The western species grow poorly outside their native habitat, but there are several species native to the eastern United States. In contrast, eastern species like to grow in wet places and are sometimes used in bog gardens. However, they will grow in typical garden soil as long as consistent irrigation is given.
The eastern species are typically grown as part of wildflower mixes seeded in fall.
Allegheny monkey flower (Mimulus ringens) is the most commonly grown and has light purple flowers. It is also possible to find tiger monkey flower (Mimulus tigrinus) which is quite exotic with crimson rod splotches on white and yellow petals.
A few colorful hybrids have been produced for use as annual bedding plants. These varieties grow from six to 12 inches in height and are typically offered in mixed batches with names like Magic Blotches, Magic Mix, and Calypso Mix, which all contain a mix of pink, red, orange, yellow, and white splotched blossoms.
Basic Care Needed
While wildflowers like the monkey flower are easy to care for and don't require a lot of maintenance, standard gardening practices still apply. All plants need water at first and mulching is almost always a good idea. Flowers used as bedding plants should get treated like any other bedding plant in that they need rich, loose soil, and regular water.
In the Landscape
The way monkey flowers are used depends on the variety in question, though they are primarily seen as flowers for a naturalized perennial borders. They are very attractive to hummingbirds and generally bloom over and over from mid-spring until the first frost. Their diversity of color, form, and cultural preferences is a great benefit for gardeners looking to fill a specific niche in their plant palette. The moisture-loving species, for example, are one of the few repeat flowering plants available for bog gardens.

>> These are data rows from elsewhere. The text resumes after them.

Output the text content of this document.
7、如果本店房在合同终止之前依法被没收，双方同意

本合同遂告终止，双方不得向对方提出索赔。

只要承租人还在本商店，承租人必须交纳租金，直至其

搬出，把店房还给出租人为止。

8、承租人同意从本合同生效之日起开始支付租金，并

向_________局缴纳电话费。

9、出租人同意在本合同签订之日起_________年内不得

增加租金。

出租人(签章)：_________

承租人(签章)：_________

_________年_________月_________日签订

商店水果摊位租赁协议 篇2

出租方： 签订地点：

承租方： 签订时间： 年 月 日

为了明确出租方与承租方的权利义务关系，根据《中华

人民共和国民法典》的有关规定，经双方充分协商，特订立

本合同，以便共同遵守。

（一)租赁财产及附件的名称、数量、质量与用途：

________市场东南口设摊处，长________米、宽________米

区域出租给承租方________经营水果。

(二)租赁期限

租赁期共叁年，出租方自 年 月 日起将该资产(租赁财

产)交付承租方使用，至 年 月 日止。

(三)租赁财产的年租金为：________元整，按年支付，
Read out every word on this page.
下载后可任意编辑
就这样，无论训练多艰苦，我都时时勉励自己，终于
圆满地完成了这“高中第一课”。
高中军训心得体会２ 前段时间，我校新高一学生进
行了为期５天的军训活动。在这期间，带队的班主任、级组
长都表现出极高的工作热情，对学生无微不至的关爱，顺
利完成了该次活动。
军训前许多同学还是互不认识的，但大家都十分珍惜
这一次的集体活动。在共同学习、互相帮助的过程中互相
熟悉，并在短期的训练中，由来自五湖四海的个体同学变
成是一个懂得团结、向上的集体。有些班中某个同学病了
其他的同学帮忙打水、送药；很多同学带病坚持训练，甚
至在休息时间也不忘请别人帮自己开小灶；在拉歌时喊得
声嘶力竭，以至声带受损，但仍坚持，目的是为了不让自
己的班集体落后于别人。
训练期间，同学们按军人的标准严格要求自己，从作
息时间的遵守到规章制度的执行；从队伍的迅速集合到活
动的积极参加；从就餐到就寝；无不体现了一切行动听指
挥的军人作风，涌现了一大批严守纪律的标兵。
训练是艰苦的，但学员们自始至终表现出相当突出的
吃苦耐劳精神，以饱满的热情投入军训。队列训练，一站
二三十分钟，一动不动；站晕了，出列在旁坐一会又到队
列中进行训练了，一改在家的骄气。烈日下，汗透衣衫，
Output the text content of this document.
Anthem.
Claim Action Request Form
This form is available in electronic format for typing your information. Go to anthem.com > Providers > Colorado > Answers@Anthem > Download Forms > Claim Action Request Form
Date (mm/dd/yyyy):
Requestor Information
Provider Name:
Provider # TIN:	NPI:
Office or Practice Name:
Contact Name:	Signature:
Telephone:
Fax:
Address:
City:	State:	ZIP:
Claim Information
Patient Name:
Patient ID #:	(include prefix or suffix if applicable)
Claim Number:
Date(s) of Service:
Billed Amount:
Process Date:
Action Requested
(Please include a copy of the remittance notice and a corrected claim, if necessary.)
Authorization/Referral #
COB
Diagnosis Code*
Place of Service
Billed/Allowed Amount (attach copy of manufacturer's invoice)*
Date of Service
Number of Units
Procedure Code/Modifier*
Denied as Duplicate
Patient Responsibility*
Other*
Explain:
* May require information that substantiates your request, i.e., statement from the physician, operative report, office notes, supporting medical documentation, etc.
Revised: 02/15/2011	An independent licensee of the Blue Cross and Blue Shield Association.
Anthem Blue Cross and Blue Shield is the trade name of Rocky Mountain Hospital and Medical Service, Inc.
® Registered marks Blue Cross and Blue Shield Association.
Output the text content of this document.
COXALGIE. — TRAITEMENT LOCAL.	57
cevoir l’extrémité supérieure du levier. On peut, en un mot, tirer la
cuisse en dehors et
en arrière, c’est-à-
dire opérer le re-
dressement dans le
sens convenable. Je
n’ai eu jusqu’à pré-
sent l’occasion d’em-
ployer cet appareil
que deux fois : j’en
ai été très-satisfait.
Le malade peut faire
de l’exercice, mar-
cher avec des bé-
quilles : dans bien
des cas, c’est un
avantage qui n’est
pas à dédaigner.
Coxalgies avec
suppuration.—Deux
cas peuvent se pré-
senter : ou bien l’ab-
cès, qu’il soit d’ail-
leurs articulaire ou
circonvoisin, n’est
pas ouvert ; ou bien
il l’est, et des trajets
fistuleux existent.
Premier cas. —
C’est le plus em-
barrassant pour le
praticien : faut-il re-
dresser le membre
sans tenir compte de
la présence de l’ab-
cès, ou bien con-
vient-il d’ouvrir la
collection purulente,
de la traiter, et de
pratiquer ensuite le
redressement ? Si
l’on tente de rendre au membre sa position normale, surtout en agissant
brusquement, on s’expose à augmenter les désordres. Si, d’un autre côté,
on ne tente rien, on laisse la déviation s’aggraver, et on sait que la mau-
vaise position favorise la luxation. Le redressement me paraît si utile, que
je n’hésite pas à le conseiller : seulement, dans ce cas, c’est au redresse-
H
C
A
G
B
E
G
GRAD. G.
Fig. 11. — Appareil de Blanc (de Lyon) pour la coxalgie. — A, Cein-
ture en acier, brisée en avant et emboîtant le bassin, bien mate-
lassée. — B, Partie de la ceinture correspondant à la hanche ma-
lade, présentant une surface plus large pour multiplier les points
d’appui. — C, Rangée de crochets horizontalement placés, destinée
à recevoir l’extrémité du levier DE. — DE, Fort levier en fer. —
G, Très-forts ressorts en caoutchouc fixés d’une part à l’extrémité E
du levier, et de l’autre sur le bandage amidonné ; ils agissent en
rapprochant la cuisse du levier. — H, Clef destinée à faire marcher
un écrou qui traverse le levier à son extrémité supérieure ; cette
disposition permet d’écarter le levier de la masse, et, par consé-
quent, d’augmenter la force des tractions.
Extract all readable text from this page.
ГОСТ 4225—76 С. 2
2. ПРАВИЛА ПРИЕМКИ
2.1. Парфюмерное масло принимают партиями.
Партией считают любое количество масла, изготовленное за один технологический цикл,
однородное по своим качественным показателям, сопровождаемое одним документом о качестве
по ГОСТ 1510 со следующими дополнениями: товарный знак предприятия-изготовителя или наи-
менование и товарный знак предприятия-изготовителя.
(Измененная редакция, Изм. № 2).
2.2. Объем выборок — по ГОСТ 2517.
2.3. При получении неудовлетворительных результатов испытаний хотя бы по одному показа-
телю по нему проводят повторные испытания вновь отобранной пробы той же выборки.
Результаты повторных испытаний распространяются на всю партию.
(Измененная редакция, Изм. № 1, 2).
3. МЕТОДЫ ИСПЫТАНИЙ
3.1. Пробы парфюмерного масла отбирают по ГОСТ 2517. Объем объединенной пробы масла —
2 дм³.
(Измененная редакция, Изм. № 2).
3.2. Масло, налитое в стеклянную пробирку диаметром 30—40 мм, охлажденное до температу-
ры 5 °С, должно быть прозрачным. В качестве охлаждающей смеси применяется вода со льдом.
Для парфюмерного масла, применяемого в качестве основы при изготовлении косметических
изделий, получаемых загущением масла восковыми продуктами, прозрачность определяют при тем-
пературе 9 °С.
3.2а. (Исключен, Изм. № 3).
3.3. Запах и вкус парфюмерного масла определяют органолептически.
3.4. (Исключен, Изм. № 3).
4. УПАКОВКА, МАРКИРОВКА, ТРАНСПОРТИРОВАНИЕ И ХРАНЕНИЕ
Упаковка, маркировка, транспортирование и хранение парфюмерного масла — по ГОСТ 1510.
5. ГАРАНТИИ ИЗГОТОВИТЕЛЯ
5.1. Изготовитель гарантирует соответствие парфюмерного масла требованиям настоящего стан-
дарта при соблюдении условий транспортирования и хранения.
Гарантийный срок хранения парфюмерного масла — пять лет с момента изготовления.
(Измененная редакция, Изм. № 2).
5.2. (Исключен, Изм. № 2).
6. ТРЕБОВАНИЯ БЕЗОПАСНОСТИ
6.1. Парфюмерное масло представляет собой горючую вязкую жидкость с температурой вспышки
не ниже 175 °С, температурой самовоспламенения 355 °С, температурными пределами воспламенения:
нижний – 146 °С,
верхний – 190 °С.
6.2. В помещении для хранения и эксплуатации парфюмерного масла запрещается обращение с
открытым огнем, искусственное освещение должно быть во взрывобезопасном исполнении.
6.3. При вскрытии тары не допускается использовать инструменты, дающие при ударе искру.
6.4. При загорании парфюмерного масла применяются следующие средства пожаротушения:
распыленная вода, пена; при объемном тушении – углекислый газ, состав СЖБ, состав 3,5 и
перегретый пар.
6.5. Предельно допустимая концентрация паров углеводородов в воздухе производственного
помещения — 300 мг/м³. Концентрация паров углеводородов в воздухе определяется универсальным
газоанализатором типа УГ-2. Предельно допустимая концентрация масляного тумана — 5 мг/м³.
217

As native wildflowers, monkey flowers are not prone to pests and disease, as long as they are planted in the environment that is appropriate for each species.
Adorable Flower Fun
With so many bright colors to choose from and the adorable monkey-face appearance, monkey flowers are a delight to play with in garden design. Whether you have a wet spot, a dry, rocky area or are just looking for a new bedding plant to experiment with, there is a species out there that will fit the bill.